8.5 Warm-Start Variational Quantum Policy Iteration
- Authors: Nico Meyer, Jakob Murauer, Alexander Popov, Christian Ufrecht, Axel Plinge, Christopher Mutschler, Daniel D. Scherer
- Reason: Variational Quantum Policy Iteration is an innovative approach linking quantum computing with reinforcement learning to solve complex decision-making scenarios. The potential of quantum advantage warrants the significance of this research.

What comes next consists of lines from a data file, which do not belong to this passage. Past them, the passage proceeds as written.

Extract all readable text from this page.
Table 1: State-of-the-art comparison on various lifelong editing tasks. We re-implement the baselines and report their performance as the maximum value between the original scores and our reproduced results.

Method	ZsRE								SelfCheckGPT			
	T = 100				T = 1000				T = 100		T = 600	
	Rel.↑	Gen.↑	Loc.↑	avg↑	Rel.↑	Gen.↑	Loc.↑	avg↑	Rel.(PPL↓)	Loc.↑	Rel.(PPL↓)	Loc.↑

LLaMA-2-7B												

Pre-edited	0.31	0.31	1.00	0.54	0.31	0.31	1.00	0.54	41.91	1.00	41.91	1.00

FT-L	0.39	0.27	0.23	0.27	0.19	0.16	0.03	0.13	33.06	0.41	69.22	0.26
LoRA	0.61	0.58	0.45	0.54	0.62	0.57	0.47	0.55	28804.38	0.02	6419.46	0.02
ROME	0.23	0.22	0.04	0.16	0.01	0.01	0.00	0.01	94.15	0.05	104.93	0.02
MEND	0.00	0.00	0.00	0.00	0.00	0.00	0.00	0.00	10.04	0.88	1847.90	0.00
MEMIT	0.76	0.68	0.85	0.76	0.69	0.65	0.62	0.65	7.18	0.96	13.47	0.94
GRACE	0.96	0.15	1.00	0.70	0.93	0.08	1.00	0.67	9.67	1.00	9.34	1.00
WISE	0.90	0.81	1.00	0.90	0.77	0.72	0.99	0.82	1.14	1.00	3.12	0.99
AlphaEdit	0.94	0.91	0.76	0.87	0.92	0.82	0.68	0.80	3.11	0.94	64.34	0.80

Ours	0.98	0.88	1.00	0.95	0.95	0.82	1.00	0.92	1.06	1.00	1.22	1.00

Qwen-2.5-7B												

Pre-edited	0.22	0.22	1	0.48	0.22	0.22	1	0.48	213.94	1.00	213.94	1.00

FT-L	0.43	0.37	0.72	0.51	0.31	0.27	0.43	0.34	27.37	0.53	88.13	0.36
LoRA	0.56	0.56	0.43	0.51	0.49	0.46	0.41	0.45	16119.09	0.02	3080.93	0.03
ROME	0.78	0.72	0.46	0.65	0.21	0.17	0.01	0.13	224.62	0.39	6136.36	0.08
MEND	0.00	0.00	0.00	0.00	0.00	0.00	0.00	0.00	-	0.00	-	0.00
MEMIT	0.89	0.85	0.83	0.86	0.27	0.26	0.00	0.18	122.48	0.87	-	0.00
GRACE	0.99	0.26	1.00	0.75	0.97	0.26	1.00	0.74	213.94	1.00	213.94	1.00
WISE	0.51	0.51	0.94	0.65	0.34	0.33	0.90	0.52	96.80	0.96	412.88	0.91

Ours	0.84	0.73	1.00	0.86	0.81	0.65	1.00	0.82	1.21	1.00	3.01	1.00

8.4 Settling Constant Regrets in Linear Markov Decision Processes
- Authors: Weitong Zhang, Zhiyuan Fan, Jiafan He, Quanquan Gu
- Reason: Introduces a novel algorithm with a constant regret into the field of RL with linear function approximation, providing robustness against model misspecification.
8.3 EyeFormer: Predicting Personalized Scanpaths with Transformer-Guided Reinforcement Learning
- Authors: Yue Jiang, Zixin Guo, Hamed Rezazadegan Tavakoli, Luis A. Leiva, Antti Oulasvirta
- Reason: EyeFormer introduces an application that can have a significant impact on user interface design and personalized content delivery. Its novel use of transformers within a reinforcement learning framework for predicting individual visual behavior shows the potential for practical influence.
8.2 TENG: Time-Evolving Natural Gradient for Solving PDEs with Deep Neural Net
- Authors: Zhuo Chen, Jacob McCarran, Esteban Vizcaino, Marin Soljačić, Di Luo
- Reason: Develops an advanced optimization method for neural-network-based PDE solutions, which could indirectly influence RL applications in control tasks involving physical simulations.